Quote from healthcare.utah.edu, emphasis mine:
It seems like when you go down the toothpaste aisle now, you're starting to see more and more natural options and a lot of those have no fluoride in them. Are those toothpastes effective?
In terms of prevention of tooth decay, no. The only benefit that you'll gain is a fresher mouth with the natural toothpaste, but you will not receive any benefit against tooth decay if it doesn't have fluoride within it.
So the act of just cleaning your teeth at the end of the day, scrubbing them with a brush, that doesn't prevent tooth decay? You need to have fluoride?
You certainly need to brush your teeth. The question is, do you need toothpaste to clean your teeth?
You really do not need toothpaste to remove the dental plaque from your teeth. Purely the mechanical action of the toothbrush bristles and your dental floss disrupts the dental plaque that ultimately leads to tooth decay and gum disease. So you really don't need toothpaste. Now, toothpaste does have some benefits.
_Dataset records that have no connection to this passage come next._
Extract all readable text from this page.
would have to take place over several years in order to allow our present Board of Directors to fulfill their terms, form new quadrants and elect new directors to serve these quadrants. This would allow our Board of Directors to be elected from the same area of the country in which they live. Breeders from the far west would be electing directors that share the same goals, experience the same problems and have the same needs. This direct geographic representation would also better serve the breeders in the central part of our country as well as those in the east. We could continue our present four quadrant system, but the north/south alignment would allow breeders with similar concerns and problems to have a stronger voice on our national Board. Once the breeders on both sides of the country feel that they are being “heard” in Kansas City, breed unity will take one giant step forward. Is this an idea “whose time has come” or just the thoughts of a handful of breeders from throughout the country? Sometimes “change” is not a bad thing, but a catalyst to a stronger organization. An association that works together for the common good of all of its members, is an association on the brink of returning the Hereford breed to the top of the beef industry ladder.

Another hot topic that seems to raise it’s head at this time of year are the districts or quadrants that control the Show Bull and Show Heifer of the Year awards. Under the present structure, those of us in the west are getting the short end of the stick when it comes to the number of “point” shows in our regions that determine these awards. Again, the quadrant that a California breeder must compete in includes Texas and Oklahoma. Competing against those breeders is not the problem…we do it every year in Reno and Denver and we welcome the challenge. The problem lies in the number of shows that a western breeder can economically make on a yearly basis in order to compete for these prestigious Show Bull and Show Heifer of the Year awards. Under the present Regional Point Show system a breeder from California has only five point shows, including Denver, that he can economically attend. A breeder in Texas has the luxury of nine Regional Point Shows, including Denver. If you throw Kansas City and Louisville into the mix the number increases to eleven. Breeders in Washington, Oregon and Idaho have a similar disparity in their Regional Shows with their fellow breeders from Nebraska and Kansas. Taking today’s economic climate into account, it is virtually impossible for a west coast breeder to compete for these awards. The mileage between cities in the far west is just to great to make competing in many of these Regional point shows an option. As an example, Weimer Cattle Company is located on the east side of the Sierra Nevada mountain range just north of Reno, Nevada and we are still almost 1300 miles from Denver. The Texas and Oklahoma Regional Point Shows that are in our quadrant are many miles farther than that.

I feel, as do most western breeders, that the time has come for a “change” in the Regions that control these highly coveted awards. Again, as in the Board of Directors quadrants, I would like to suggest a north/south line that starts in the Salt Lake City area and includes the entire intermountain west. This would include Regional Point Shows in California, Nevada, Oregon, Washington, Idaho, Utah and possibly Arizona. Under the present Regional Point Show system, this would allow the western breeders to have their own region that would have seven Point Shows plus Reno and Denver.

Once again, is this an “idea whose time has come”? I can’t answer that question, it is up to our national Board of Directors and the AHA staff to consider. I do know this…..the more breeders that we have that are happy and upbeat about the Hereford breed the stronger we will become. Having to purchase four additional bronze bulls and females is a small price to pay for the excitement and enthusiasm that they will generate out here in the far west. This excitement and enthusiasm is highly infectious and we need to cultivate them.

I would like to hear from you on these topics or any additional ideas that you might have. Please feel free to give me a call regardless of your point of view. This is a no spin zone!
Some will have some whitening agents for those who want whiter teeth with associated concerns, though, with abrasiveness, and sensitivity considerations. You would also have a fresher feeling mouth. But as far as removing the causative factors for tooth decay and gum disease, the toothpaste itself is not as important as purely the mechanical action of your toothbrush and your dental floss.
In other words, he says that non-fluoridated toothpaste is no more effective in tooth decay prevention than mere mechanical brushing. Is this statement true?